I had a babysitter growing up that was convinced she was Michelangelo in a past life.  Not the ninja turtle mind you, but his namesake.  She was old enough to be my grandmother.  When one is nine-grandmothers are a source of all things factual, so naturally I believed her.

With some encouragement on her part and the use of a ouija board, I quickly decided that I too-had been someone famous (determined through the scientific method of me asking the board-and her pushing the plastic piece to yes).  Of course, I didn’t really understand the process of determining ones prior famous self-so I figured it would be best to do some investigating before settling into an identity.  I just knew I desperately wanted to have been someone as cool as Michelangelo.

I had limited resources on exploring historical figures, so I was left to research through my father’s considerable collection of history books.  All lined neatly in our living room bookcase, I spent hours picking out the best one.  I was convinced that my former identity would drop clues for me, so that I could figure out this great mystery.

So with great concentration, I closed my eyes, ran my finger along the spines of books, counted to thirty-three, and stopped as the last whisper of the number left my freckled face.

And that, ladies and gentlemen is how I convinced myself from ages nine to eleven that in my past life-I was Leonardo DaVinci.

Ok, so I definitely knew where that book was, and I definitely wanted to be a ninja turtle like my babysitter-but I also collected evidence to support the cause:

1. He invented things.  Just earlier that year I had ‘invented’ a real-faucet in my fort by pouring a pitcher of water into one end of an old pipe, so that it came out the other (genius, I know).

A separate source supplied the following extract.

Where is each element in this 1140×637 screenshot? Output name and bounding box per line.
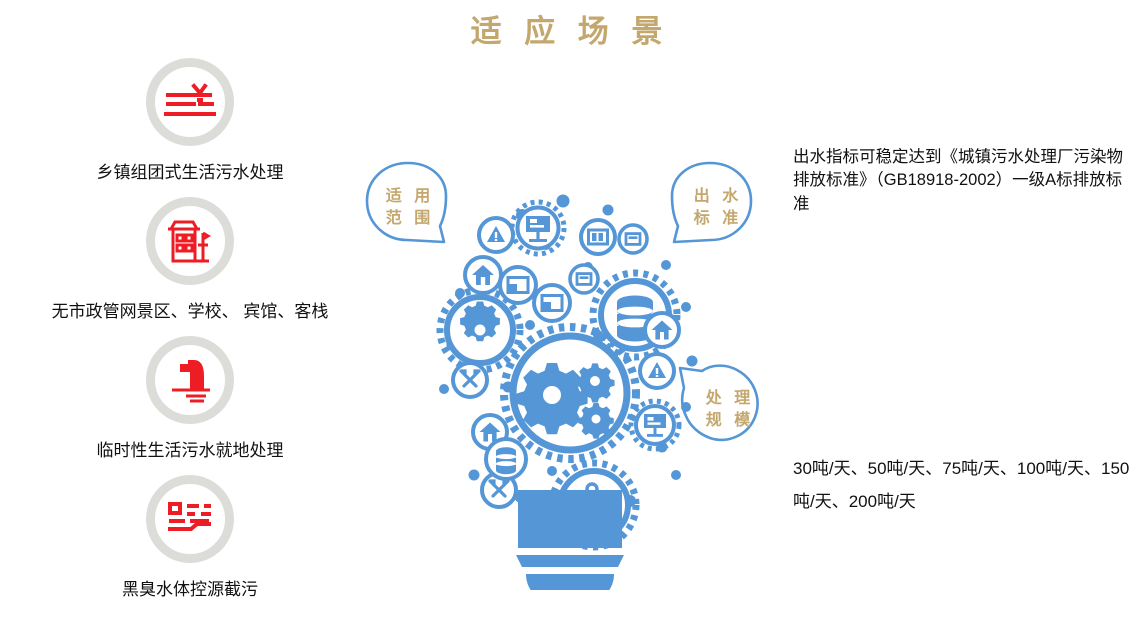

2.  He painted (obviously).  I painted, and drew  A LOT.  All the time, and I knew I wanted to be a cartoonist-and I read in my dad’s books that the painters made CARTOONS before they painted.  Bang-on.

3.  He was Italian.  Lasagna was my all-time favorite food (ok, maybe inspired by Garfield, but I still loved it!).

Three being my favorite number, I knew I didn’t need any more proof than the aforementioned points.

The dream was eventually crushed when I whispered this to a boy I had a crush on.  We were sitting on the playground swings, I leaned over to tell him my secret, and he pushed me away, ran to his friends and told everyone I thought I was a ninja turtle.

Ultimately traumatic in the arena of playground etiquette.

Considering that boy impregnated a girl at 16, I’d say the reptilian repellant worked to my favor.